1)        Addicts have a hundred excuses why the drink, drug, etc, and a thousand resolutions to quit. Their first step toward recovery is realizing that their schemes for reform are hopeless, that they cannot just make up their minds to do better. They are caught in something more powerful than themselves.

           This is what AA/NA has usually meant by the disease concept of alcohol or drugs --- it is more of a metaphor than physiological explanation. To some, the metaphor suggests a claim that addicts are victims of circumstances and not responsible for their behavior. That apprehension is misplaced at least as far as the AA founders were concerned. They were saying, in fact, something very close to what theologians express in the language of sin.

           A person who sins does so because he is caught in a web of sin. How he got there he may not know, but he cannot escape on his own power, and his attempt to do so only catches him deeper in the web. So the conviction of sin --- not sins, but Sin, the underlying, inescapable power that leads to sins --- is necessary for anyone who would accept the grace of GOD.

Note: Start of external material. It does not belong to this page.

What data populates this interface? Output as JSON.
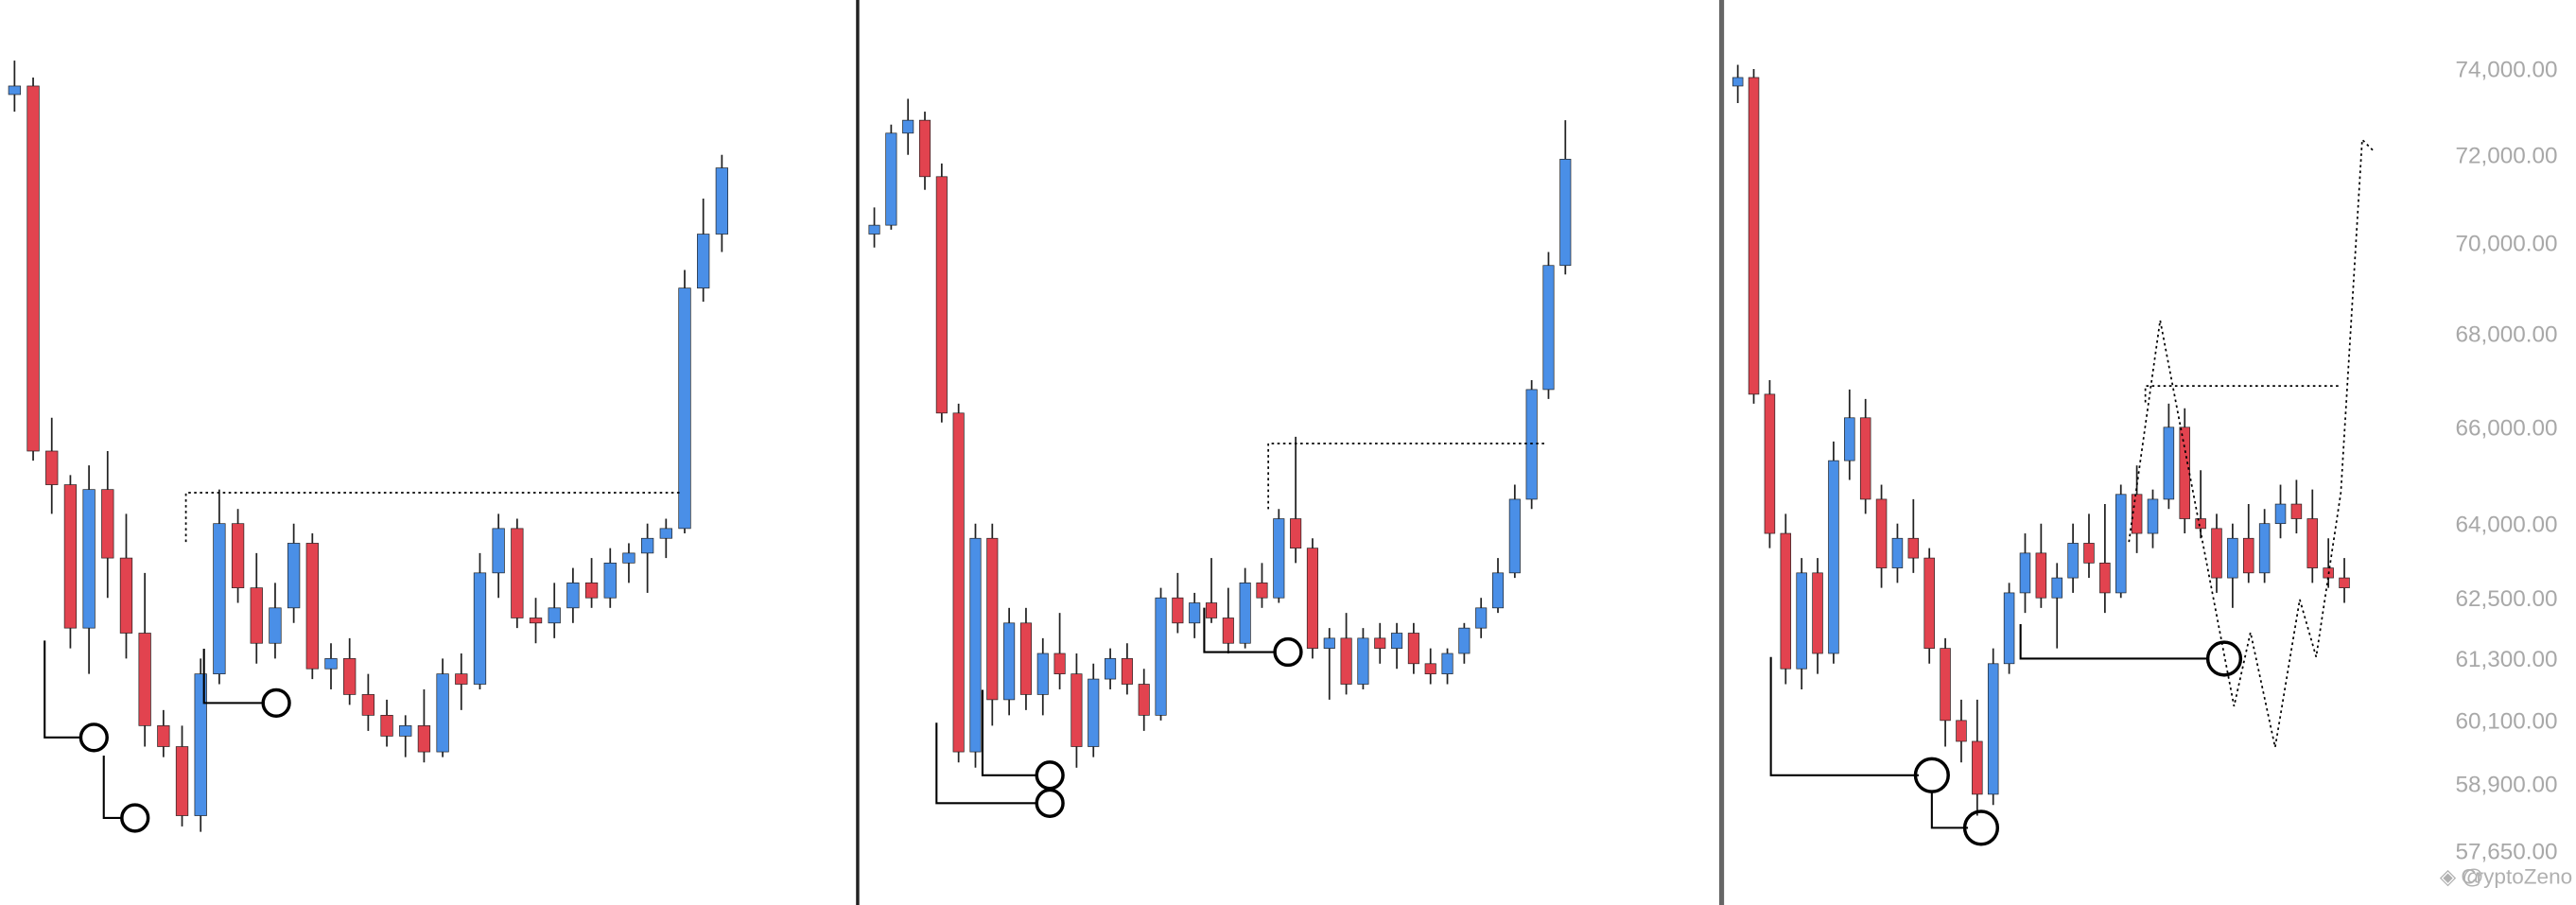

           Similarly, an addict cannot escape their addiction. Until they recognize their helplessness, they will be unwilling or unable to turn outside themselves for the help they need. They may never know why they are an addict, but they remain responsible --- responsible to recognize their helplessness. This is a recognizably Christian idea.

2 & 3)  The spiritual roots of the Second and Third Steps are simply conversion. Sinners who have recognized their own hopelessness come to believe that GOD can rescue them and so turn their lives over to this GOD.  The prayer of surrender --- on your knees, inevitably --- was heavily stressed in the Oxford Group, and in the earliest AA meetings.

             The root is twisted a bit, however, with the introduction of "GOD as we understand Him." This language came from the Oxford Group. Shoemaker user it to indicate an openness to people in process. He encouraged honest seekers to "surrender as much of ourselves as we can to as much of Christ as we understand."

             For AA/NA, however, the term became more accurately a statement of religious pluralism.  As historian Ernest Kurtz writes, "The briefest statement of the fundamental, primitive Christian messages runs: 'Jesus saves.' The Higher Power is often, for the irreligious, simply the AA/NA group.

            "GOD as we understand Him" allows room for seekers --- but it also leaves room for those who prefer to define GOD, rather than to allow Him to define them. It is a profoundly ambivalent expression.

            According to Bill Wilson, addicts came from so many religious persuasions and were so cantankerous, they simply would not assent to any statement of orthodoxy. If you wanted to help them, you simply had to leave room for their independence. However, there is ample reason to think that Bill Wilson himself was the leading independent and cantankerous addict. Though he was close to Christians for the rest of his life, he never could reconcile himself to any orthodox expression of faith.